Jobless for over a month, he goes out daily looking for work but comes back empty-handed every night. To keep afloat, he’s borrowed money.
Before the pandemic, one in three Egyptians or roughly 33 million people were living on about $1.45 per day, and around 6% were in extreme poverty, or living on less than a dollar a day, according to the country’s official statistics agency.
The government has created an emergency fund for vulnerable people, offering the equivalent of around $32 a month.
Hassan is one of 2 million who have applied. He’s grateful for that, but what he really needs is work. Otherwise, he fears, “there will be famine.”
“It’s not only me,” he said. “there are many people now who have nothing to feed their children.”
AMMAN, JORDAN
Jordan’s wide-reaching lockdown has hit hard in al-Wehdat, a crowded, impoverished refugee camp in the capital.
Brothers Mohammed and Khalil Yousef used to scratch out a day-to-day existence as truck drivers. Mohammed, 40, hauled construction supplies. Khalil, 38, moved produce. Each earned between 10 and 20 dinars, or $14 to $28, a day.
Between them they have nine children, all under 16. In Khalil’s cement shack, the refrigerator is bare save for some tomatoes, onions and a few bags of pita bread.
Mohammed said residents usually help each other out in hard times, but borrowing from neighbors isn’t an option today. “The whole camp is without work now,” he said. “Everyone is broke.”
He opened his wallet to show its contents: ID cards, but no cash: “In the beginning I still had a little bit of money, but now there’s nothing.”
Al-Wehdat is Jordan’s second-largest camp for Palestinian refugees, the descendants of those who fled or were driven from their homes in the 1948 Arab-Israeli War. Over the years, Syrian refugees and Egyptian migrant workers have also settled here, and today about 60,000 people are crammed into the camp.
The government is implementing a program to support day laborers and says it has made payments to more than 200,000 families. The Yousefs have not received anything so far but say some neighbors have gotten the equivalent of $35.
After being idled for weeks, they are now only partially getting back to work as some restrictions on drivers are eased.
There are fears that loosening the lockdown could cause a spike in the virus in overcrowded al-Wehdat, but it’s unemployment that worries people most.
“People are afraid of going broke,” Mohammed said, “of not being able to put food on the table.”
LUCKNOW, INDIA
Mahesh and Gita Verma ran a flower stall outside a Hindu temple honoring the monkey god Hanuman in this northern Indian city.
When authorities ordered a lockdown on nonessential businesses, the Vermas rushed to unload their stock, selling flowers to regular customers for just a few cents.
The money they got amounted to “nothing,” Mahesh said as the couple closed down the stall, covered beneath a blue tarp.
India has the world’s largest population of extremely poor people: 176 million living on less than $1.90 a day, according to the World Bank.
As of 2019, India had halved its poverty rate over the previous 15 years, fueled by growth topping 7% annually, but the crisis is expected to set that back. Economic activity in the country has fallen by 70%, according to French bank Société Générale.

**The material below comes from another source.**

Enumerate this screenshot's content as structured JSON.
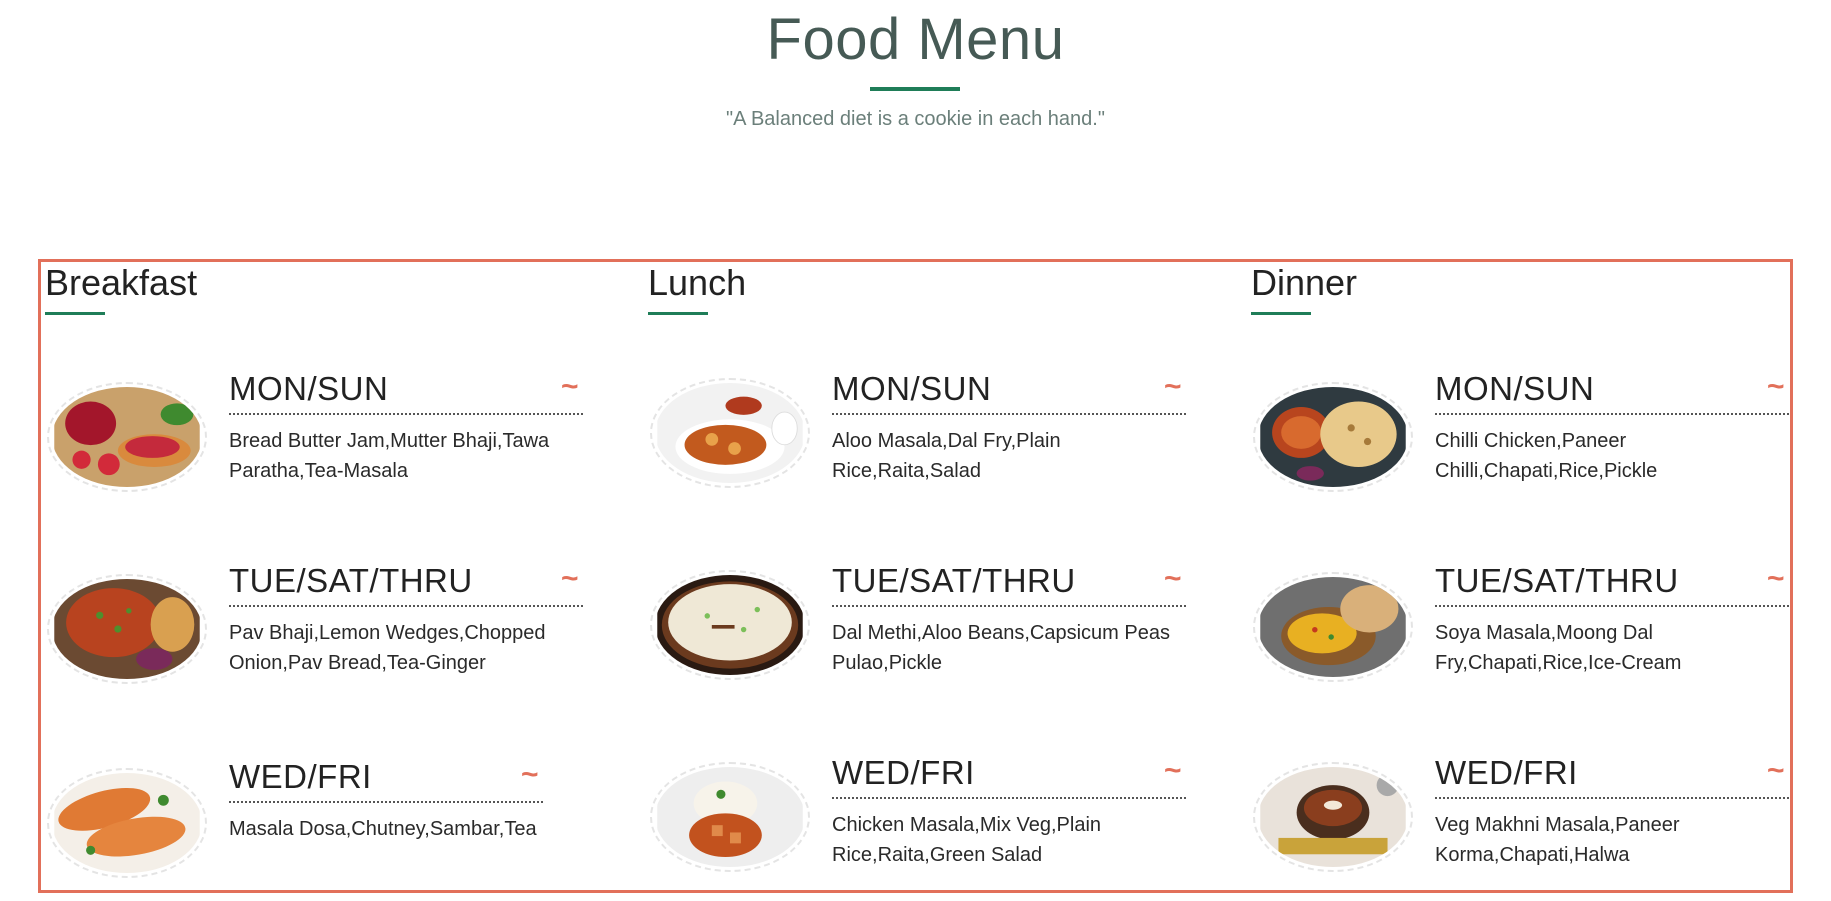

Much of that activity was powered by workers in the informal sector — rickshaw drivers, housekeepers, farm hands, shoeshiners and modest entrepreneurs like the Vermas — who make up 85% of India’s labor force and now find themselves indefinitely sidelined.

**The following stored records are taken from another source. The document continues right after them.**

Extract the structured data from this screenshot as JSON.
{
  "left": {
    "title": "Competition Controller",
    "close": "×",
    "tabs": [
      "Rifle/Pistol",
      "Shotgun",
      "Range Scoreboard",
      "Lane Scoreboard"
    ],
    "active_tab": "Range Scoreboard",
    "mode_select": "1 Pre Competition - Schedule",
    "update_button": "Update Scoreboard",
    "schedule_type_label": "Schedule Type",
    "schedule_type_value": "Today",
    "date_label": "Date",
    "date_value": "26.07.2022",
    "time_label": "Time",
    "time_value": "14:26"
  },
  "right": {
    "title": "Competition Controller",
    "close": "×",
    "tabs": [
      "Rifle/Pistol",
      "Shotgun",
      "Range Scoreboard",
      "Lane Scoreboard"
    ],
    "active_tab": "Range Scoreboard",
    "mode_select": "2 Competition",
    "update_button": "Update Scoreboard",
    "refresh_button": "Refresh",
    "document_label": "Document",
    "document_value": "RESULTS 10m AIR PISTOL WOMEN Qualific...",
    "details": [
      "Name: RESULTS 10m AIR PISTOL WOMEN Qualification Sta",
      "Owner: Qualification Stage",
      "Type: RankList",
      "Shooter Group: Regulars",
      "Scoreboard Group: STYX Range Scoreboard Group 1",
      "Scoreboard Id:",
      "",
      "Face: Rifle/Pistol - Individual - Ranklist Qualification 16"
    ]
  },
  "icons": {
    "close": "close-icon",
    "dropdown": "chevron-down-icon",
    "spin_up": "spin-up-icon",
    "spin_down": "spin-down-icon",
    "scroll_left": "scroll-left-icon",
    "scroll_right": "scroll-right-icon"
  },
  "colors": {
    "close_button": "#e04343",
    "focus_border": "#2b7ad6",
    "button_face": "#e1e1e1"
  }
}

The Vermas and their five children, ages 8 through 20, were already living hand to mouth before the coronavirus. Now they’ve canceled their cable TV — a small luxury that to them represented success — and are limited to eating mostly potato-based dishes.
“We cannot have food like we used to have,” Gita said.
The couple feared they’d run out of cash and food before the scheduled end of the lockdown May 18, so they took a small loan from friends to convert the flower stall into a bread and milk shop — the kind of business the government has deemed essential and thus exempt from the shutdown.